Wednesday, January 31, 2007
losers let it happen, winners make it happen!how true! sometimes i wonder if its ever a good idea to be proactive, initiative, enthusiastic? to make things happen, rather than to wait for things to fall from the sky? there are some things in life which we just have to work really hard for. we don't necessary inherit them from our parents. we may not possess lots of talents or creativity. sometimes, it's the hard work, it's the self determination and the motivation and the urge to make it happen that brings us to success.
this i got from the
Burning Questions talk by one of the ADM alumnus. she said, "when you want something, you really die-die work for it.” she spoke of her journey to success through 3 years in Design School. she shared about how she attained scholarships and brilliant results. she related her overseas education experience at UNSW. everything felt so familiar. i could smell the aussie air in the lecture theatre. the aussie slang, the talk about the aussie lifestyle, aussie school campus life. as i penned down the main points on my notebook for reporting purposes, i daydreamt too. recollections of the aussie school life flooded my mind...so much reminisces.
yes, like her - i grew up a lot after the 3 years in melbourne. perhaps more independent too? cooked, washed, bought groceries, repaired the lights, changed light bulbs, plumbered the toilets, paid off electricity, water, heater, internet, phone bills... my housemates became my besties. my school mates became my project buddies. my church mates became my family. what i missed most of singapore then? national day. mooncake. roti prata. orchard road. attained Double Hons scholarship, but decided that i missed singapore too much.

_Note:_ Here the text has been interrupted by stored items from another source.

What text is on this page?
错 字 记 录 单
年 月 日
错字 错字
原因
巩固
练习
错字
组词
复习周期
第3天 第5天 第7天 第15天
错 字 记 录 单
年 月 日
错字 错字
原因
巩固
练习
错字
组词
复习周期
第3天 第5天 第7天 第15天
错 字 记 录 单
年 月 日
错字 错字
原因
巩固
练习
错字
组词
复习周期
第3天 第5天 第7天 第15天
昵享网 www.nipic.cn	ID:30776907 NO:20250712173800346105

returned with a strong aussie slang. i still do slang a lot, if i wana. realised that over the years, i became a couch potato. perhaps i depended more on people here now that im no longer alone. realised that some times, when i do make efforts to make things happen, things fall apart over time. the more you meddle with things, the worst it gets. the more you try to be a winner, the more you end up becoming a loser. maybe i've adopted the aussie way of taking things easy? maybe i lost my passion for some things over the years? maybe it's better not to work so hard and compromise time spent on other important priorities in life?
what would life be beyond march 07? i don't know. and it remains a mystery. until then, i'll just keep my fingers crossed. another life's crossroad for me. it's time to contemplate and see if it's necessary to make things happen!